Da che volano nasce l’idea del doc? Qual è l’esigenza che ha spinto in avanti lo sviluppo?
Nasce dal desiderio di Cinecittà e dell’MPA di celebrare il proprio centenario iniziato nel 2022, e di farlo con un prodotto italiano: ho fatto altri doc legati a questa storia e così mi hanno chiesto se avessi un’idea, che era per me raccontare questa storia, partendo dalle origini del Cinema Muto e da quel tipo di mondo che sembra molto pionieristico, ma in realtà lo era molto meno di quello che immaginiamo.
Il ruolo di Cinecittà nel tempo presente: qual è il peso degli Studi, non solo sul fronte creativo ma anche del mercato?
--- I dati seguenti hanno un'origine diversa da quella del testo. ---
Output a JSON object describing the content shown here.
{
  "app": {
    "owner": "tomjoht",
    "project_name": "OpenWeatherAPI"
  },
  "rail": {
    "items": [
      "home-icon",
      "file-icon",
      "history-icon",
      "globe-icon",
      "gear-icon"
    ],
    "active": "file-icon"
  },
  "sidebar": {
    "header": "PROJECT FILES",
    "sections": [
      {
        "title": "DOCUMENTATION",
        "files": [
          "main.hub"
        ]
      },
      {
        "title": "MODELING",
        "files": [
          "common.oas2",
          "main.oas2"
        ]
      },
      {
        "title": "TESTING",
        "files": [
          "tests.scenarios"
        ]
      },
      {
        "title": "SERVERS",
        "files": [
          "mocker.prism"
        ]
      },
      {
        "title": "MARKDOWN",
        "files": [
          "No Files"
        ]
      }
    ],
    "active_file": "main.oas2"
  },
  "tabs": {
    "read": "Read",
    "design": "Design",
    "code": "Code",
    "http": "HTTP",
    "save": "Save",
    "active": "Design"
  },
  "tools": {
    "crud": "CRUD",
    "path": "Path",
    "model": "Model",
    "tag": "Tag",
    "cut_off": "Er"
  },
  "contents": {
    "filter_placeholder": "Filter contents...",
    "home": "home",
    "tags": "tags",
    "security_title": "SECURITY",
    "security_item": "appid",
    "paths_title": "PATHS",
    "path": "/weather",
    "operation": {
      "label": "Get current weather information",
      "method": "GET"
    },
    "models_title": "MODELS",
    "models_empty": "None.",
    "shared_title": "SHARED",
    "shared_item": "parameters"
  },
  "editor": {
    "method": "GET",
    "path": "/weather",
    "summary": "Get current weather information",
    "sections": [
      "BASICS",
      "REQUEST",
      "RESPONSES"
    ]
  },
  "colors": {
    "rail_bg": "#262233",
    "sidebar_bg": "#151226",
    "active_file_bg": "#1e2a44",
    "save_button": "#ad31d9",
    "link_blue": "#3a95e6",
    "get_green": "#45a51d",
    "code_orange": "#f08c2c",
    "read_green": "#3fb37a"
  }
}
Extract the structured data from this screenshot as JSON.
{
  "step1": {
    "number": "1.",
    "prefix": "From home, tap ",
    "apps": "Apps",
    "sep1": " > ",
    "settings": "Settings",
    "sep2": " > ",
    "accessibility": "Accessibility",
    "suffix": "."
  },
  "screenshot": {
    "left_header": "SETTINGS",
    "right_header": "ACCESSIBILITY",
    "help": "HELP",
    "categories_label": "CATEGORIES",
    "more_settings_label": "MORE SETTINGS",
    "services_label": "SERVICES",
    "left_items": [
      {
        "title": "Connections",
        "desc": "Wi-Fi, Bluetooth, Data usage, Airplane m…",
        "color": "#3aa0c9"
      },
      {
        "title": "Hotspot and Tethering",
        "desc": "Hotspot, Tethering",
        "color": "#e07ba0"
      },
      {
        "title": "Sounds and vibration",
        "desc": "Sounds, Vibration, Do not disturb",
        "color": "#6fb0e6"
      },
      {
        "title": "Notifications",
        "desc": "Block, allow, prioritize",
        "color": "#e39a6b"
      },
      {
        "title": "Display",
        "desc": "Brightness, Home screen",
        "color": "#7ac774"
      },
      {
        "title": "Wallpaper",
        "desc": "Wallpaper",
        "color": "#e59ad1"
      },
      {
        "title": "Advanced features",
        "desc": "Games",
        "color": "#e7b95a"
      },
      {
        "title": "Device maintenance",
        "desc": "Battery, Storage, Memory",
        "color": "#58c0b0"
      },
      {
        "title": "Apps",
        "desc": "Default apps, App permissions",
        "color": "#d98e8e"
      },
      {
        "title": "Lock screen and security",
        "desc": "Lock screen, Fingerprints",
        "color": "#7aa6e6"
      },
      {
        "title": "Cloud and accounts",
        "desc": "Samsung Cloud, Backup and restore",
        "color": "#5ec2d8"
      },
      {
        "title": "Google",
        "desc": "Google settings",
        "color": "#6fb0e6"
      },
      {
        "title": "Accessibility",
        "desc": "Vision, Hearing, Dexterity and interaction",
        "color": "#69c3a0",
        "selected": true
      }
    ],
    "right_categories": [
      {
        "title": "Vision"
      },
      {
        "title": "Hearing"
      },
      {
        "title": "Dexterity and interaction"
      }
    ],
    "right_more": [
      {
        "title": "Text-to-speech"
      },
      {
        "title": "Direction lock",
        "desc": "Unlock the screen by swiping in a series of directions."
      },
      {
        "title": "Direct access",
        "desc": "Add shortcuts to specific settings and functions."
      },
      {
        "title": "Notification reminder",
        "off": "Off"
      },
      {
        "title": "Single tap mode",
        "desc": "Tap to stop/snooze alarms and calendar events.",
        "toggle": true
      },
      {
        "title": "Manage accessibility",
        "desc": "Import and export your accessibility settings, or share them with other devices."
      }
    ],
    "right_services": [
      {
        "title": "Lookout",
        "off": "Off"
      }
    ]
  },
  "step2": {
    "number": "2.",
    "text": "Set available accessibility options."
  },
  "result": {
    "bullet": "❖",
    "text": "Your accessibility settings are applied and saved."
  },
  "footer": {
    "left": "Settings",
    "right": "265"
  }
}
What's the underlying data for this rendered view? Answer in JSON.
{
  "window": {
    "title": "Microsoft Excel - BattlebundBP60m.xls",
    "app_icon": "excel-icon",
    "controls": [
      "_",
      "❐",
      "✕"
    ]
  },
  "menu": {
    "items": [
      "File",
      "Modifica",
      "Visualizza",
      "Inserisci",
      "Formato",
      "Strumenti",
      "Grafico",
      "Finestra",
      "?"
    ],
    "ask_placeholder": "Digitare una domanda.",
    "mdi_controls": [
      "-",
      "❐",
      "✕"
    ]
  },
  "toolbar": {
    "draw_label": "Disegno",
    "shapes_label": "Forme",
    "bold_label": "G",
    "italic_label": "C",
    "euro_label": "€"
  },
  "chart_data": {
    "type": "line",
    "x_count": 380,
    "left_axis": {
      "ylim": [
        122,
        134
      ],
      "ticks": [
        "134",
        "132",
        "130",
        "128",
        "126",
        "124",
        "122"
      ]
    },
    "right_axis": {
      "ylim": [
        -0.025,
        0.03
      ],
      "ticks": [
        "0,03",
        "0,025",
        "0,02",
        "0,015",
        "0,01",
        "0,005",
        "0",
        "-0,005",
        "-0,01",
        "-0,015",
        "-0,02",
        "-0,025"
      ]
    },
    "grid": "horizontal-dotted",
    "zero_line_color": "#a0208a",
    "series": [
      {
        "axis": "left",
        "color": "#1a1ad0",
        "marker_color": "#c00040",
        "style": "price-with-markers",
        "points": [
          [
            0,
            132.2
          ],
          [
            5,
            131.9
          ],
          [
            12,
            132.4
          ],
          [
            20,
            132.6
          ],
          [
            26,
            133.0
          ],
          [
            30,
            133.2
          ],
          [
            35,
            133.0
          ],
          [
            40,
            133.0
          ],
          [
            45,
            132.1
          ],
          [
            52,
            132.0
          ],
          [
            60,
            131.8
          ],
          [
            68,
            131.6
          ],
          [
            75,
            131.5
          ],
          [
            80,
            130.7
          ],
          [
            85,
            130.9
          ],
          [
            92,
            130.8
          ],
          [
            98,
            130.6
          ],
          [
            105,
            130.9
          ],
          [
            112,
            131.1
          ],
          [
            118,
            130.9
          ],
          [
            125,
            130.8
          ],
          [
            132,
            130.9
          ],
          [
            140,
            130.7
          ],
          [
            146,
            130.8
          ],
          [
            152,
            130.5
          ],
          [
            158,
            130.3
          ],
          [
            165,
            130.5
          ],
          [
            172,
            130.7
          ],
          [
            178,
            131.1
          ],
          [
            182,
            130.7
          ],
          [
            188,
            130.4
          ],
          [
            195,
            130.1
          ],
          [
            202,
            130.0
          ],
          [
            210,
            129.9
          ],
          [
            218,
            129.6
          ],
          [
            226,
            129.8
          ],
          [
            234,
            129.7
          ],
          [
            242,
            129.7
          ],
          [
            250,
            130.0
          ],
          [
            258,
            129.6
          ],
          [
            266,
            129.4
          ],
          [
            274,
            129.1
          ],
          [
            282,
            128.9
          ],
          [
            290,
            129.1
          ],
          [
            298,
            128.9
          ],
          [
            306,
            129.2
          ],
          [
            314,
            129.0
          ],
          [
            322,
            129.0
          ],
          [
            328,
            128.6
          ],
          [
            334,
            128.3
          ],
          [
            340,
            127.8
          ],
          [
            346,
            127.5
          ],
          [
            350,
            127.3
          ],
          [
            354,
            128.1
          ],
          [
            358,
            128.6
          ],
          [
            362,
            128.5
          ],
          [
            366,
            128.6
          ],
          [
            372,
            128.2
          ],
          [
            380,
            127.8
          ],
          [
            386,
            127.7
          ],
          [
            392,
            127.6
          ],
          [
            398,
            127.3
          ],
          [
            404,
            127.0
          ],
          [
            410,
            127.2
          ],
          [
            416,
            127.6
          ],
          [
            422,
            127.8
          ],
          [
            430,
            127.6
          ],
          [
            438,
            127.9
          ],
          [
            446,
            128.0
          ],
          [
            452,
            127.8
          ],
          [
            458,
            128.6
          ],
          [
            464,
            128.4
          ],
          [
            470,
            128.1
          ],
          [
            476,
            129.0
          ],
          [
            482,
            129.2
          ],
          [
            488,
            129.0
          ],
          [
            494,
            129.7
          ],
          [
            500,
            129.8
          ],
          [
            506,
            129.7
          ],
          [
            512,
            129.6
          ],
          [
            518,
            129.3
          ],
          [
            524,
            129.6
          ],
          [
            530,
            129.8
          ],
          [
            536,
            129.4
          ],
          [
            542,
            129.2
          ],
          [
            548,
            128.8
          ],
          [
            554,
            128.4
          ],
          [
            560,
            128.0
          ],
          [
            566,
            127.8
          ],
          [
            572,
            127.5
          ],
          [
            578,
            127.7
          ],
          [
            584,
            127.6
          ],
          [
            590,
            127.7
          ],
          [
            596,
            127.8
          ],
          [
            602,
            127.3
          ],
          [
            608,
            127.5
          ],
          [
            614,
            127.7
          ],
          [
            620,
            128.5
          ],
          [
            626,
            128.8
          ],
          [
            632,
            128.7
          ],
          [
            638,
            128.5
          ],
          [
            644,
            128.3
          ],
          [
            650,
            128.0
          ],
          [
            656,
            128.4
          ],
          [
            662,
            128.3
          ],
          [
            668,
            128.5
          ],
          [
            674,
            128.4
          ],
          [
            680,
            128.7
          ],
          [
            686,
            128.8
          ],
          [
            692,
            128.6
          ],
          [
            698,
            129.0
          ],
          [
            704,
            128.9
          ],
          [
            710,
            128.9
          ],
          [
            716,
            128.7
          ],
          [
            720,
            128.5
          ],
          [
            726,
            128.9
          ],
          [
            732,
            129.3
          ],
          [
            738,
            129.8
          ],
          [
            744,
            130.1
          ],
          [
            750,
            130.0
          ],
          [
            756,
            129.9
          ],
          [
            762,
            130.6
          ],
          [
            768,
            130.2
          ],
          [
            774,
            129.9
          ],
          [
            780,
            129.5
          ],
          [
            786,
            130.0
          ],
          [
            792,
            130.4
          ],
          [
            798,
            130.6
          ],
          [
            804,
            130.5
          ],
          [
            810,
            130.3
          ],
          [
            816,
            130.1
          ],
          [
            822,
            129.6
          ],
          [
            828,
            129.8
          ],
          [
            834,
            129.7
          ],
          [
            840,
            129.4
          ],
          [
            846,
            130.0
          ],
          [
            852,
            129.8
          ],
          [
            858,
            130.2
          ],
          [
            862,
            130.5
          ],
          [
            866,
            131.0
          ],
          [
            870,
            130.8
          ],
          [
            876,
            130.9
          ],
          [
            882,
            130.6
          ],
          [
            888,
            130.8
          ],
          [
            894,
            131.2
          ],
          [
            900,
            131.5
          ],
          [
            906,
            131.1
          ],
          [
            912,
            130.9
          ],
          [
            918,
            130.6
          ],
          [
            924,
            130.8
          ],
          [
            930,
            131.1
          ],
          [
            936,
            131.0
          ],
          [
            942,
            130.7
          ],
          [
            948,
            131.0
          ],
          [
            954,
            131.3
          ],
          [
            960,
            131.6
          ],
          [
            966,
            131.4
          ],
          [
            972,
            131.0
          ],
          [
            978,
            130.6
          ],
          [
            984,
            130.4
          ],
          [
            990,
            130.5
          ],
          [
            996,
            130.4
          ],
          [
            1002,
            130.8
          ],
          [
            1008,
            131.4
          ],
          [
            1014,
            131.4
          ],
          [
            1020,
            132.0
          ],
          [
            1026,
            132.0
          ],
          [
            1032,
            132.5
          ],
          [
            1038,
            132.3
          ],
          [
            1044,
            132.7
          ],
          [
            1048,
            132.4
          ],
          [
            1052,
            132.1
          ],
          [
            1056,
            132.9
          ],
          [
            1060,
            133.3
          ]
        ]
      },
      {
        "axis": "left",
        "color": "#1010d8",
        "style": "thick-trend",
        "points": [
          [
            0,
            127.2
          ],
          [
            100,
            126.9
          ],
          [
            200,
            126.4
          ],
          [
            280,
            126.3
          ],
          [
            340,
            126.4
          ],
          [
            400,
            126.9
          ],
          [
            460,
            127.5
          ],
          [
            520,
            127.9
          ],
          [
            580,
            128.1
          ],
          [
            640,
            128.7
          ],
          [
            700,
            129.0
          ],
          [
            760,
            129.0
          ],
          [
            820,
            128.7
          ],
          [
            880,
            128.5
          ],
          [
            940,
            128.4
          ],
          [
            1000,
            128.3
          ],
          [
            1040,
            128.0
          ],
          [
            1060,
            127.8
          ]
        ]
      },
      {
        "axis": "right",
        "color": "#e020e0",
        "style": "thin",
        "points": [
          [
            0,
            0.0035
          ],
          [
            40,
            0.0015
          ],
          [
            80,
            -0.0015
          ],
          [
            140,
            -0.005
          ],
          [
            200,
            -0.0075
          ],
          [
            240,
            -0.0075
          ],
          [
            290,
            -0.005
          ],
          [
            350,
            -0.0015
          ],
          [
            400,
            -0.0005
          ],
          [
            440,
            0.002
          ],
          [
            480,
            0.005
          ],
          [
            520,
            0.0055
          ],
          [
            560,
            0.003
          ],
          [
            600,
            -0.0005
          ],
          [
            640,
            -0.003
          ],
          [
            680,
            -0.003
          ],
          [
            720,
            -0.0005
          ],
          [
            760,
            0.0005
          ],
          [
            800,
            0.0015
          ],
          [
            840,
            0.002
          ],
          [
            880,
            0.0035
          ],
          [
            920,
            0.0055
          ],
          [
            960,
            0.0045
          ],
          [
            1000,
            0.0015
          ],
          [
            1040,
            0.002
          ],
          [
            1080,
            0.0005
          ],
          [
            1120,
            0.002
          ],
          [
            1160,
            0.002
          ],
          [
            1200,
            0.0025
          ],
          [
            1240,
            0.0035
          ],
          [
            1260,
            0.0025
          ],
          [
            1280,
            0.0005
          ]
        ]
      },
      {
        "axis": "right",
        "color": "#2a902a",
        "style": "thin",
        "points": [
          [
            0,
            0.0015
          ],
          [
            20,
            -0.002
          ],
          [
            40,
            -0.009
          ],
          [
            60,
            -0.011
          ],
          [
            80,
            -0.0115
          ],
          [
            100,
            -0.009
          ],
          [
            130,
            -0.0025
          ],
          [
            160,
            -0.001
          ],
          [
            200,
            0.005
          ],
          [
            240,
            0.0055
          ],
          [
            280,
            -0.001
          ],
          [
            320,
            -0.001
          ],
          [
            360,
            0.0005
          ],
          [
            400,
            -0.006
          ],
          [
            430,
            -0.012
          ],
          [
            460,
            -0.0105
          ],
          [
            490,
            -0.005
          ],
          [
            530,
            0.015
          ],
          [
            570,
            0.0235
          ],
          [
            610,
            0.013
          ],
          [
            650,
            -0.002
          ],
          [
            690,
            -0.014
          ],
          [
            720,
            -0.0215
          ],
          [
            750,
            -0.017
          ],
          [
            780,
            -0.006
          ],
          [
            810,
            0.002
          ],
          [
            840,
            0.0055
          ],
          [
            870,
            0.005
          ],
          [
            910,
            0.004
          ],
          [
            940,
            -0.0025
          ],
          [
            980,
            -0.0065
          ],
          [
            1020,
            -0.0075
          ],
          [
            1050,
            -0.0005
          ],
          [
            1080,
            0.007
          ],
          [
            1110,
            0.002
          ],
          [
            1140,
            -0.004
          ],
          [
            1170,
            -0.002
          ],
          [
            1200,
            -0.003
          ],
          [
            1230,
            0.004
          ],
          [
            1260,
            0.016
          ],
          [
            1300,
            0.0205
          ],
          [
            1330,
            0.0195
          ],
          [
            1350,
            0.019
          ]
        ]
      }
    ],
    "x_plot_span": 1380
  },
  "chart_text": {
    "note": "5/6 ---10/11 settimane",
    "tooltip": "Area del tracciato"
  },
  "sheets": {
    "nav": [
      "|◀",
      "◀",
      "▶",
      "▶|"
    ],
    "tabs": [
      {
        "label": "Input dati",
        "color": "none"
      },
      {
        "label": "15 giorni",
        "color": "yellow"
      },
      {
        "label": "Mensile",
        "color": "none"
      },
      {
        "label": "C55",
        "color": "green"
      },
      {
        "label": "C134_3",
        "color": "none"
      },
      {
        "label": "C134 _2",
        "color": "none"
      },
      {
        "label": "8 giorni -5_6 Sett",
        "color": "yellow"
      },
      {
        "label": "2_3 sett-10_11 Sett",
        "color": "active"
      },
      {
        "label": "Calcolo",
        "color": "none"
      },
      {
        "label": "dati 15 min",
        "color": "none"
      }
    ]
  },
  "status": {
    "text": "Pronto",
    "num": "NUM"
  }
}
Per me è molto bello fare questo documentario oggi, e non anche solo dieci anni fa, perché oggi entri a Cinecittà e la trovi piena di persone, di produzioni, di vita, e quindi è bello poter raccontare questa storia oggi, mentre Cinecittà svolge un ruolo determinante: rappresenta sia la Storia che il futuro del cinema e questo doc lo dimostra, perché è un racconto epico di quello che è stato fatto e ci dà l’idea di quel che si potrà tornare a fare.
Tra le testimonianze raccolte, ce n’è una in particolare che le ha offerto uno spunto o una riflessione che non s’aspettava e/o magari le ha aperto altre strade da indagare nel doc?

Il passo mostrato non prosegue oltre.